Certes, dans la confusion régnante, l’alternative n’est pas évidente. Elle est pourtant là. Les forces progressistes, les forces de la social-démocratie  qui, en raison de leur désunion, ont essuyé un échec cinglant lors du scrutin de 2014, ont  appris de leurs erreurs. Elles doivent se concerter et se réorganiser. Pour cimenter leur union, le projet social-démocrate traditionnellement enraciné dans l’histoire politique et syndicale tunisienne est toujours présent même s’il a été rendu inaudible pour des tunisiens assommés pendant trois ans par le discours de la confrontation, de la division et de la haine. Le rassemblement en cours de ces forces va permettre de faire entendre la voix des sans voix Il permettra surtout de redonner espoir à tous ceux et toutes celles qui, cinq ans après la Révolution, n’ont pas encore trouvé les conditions de la dignité pour laquelle des centaines de martyrs sont tombés. Nous devons réconcilier les citoyens avec le politique et mobiliser tous ceux et toutes celles qui croient en ce projet alternatif salvateur.

Tous les espoirs sont permis.

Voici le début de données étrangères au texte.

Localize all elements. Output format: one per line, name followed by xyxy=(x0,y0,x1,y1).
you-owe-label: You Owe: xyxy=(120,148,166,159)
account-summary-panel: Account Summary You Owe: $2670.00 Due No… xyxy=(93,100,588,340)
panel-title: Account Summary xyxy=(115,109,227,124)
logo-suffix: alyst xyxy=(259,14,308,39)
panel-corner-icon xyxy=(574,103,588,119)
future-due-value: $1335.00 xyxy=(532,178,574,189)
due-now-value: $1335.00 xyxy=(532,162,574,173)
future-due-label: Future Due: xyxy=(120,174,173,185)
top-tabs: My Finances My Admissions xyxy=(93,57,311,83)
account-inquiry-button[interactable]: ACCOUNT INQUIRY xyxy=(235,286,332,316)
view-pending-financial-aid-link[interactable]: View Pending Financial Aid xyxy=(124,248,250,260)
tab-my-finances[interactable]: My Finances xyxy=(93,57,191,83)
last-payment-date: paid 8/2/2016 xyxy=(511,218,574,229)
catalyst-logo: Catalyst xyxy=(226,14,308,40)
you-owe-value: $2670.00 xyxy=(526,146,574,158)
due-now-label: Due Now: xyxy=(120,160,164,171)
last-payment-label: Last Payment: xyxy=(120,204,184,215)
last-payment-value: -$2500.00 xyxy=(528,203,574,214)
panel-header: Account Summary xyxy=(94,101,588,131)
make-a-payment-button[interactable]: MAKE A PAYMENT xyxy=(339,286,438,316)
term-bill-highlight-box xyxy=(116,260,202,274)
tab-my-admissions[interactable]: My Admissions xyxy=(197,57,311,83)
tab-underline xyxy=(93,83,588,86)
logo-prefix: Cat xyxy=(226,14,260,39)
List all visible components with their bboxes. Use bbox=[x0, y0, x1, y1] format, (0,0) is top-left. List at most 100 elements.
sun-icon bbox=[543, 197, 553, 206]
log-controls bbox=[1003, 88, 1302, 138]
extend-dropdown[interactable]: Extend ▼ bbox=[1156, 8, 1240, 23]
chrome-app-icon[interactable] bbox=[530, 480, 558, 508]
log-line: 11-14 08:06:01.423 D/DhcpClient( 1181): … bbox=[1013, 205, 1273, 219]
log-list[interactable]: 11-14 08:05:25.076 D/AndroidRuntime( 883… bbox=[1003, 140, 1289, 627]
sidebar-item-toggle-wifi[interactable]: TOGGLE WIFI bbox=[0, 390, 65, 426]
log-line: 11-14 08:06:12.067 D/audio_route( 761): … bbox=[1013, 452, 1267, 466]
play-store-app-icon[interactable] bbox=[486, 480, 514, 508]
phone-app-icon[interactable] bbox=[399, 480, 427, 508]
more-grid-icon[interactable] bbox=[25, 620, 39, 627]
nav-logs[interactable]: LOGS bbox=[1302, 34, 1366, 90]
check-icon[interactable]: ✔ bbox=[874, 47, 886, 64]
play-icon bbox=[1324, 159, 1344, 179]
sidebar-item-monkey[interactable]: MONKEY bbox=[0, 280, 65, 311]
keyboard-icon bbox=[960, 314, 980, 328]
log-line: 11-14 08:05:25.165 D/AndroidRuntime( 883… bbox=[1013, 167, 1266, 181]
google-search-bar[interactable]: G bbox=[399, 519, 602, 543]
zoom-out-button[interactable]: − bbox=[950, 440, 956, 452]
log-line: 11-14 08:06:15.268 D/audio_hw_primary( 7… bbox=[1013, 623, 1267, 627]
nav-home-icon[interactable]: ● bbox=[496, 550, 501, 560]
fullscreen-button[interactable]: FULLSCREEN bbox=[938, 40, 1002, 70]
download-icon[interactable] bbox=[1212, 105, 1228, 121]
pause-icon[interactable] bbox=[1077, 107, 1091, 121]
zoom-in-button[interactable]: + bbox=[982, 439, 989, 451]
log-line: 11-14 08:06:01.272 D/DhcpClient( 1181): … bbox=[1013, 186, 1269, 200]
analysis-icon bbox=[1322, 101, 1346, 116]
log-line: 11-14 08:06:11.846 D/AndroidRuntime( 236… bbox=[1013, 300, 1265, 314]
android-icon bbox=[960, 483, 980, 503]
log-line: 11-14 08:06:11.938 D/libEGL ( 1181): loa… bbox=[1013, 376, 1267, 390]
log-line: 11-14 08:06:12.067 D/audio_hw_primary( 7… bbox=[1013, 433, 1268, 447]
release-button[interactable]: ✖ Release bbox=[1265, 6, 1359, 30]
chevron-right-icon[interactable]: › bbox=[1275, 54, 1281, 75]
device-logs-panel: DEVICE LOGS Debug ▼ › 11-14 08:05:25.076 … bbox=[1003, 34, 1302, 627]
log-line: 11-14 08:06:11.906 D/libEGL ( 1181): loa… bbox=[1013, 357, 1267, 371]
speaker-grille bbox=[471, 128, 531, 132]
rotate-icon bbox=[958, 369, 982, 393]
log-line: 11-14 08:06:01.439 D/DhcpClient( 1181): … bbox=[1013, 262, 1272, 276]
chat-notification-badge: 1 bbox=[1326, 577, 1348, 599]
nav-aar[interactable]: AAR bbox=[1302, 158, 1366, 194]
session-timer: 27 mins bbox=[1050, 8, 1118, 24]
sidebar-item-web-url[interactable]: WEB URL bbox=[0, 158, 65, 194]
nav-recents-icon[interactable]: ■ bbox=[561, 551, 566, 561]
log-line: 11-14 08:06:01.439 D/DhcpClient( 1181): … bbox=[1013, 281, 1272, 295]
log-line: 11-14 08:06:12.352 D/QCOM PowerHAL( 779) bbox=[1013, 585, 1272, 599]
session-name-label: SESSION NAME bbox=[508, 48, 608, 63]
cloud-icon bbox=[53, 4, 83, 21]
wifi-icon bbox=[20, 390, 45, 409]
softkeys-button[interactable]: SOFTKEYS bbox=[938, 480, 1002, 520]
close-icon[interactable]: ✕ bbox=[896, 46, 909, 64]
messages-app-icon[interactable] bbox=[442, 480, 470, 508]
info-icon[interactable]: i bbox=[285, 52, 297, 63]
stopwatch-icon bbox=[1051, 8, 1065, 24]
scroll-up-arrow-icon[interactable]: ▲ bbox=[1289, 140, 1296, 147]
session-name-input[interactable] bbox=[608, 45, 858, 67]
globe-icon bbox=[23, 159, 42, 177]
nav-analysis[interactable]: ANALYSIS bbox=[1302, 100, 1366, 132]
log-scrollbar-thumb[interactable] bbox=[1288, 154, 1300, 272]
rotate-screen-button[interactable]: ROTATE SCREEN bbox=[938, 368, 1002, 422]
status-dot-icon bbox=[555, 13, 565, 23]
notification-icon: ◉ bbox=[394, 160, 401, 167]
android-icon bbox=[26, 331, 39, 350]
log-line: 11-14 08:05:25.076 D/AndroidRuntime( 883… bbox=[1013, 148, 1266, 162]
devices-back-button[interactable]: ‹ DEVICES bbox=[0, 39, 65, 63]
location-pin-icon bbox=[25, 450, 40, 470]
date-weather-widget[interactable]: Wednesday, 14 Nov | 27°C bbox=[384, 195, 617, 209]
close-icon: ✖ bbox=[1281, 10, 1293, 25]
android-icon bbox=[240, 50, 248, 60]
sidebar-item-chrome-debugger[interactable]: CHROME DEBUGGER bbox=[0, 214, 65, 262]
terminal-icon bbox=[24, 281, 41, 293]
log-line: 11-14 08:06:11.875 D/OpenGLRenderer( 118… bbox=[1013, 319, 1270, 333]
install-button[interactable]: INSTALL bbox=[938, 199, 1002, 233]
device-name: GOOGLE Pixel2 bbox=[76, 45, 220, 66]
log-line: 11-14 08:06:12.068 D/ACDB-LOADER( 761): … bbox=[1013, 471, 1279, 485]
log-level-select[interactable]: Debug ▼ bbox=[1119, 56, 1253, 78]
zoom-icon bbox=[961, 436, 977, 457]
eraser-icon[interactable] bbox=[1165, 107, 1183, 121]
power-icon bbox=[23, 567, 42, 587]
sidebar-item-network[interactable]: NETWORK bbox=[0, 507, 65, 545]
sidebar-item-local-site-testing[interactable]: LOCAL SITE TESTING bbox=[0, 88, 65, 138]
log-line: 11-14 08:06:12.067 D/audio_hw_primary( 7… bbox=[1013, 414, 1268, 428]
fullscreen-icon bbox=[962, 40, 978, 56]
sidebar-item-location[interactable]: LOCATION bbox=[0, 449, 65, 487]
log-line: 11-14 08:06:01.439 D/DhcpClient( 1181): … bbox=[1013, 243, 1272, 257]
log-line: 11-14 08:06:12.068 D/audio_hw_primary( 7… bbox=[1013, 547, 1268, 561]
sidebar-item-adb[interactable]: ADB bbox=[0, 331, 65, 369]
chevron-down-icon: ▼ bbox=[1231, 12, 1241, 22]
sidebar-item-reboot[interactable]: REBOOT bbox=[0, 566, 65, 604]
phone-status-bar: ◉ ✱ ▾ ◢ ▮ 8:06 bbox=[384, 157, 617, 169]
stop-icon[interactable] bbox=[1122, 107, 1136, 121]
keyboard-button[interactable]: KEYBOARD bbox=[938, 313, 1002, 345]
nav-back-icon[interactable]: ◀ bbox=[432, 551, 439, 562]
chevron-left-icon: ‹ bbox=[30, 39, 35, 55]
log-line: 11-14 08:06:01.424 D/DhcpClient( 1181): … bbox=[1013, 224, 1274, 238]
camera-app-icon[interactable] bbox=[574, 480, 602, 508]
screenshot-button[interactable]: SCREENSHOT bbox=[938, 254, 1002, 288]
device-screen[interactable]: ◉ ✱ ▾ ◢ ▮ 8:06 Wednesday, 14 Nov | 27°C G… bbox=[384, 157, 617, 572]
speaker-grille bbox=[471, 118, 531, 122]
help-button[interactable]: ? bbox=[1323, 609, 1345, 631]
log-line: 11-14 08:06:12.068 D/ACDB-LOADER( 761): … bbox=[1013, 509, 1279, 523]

Car aujourd’hui nous avons deux atouts dont nous ne disposions pas en 2010 : la liberté que notre peuple ne laissera personne lui ravir même si certains égrainent de nouveau le vieux couplet « sécurité contre liberté »; et la Constitution, ce socle construit collectivement et par consensus, capable de soutenir durablement l’édifice de la nouvelle Tunisie démocratique et socialement juste.  Usons de cette liberté chèrement acquise et soyons solidairement intransigeants pour faire respecter la Constitution dans le cadre d’un Etat  juste.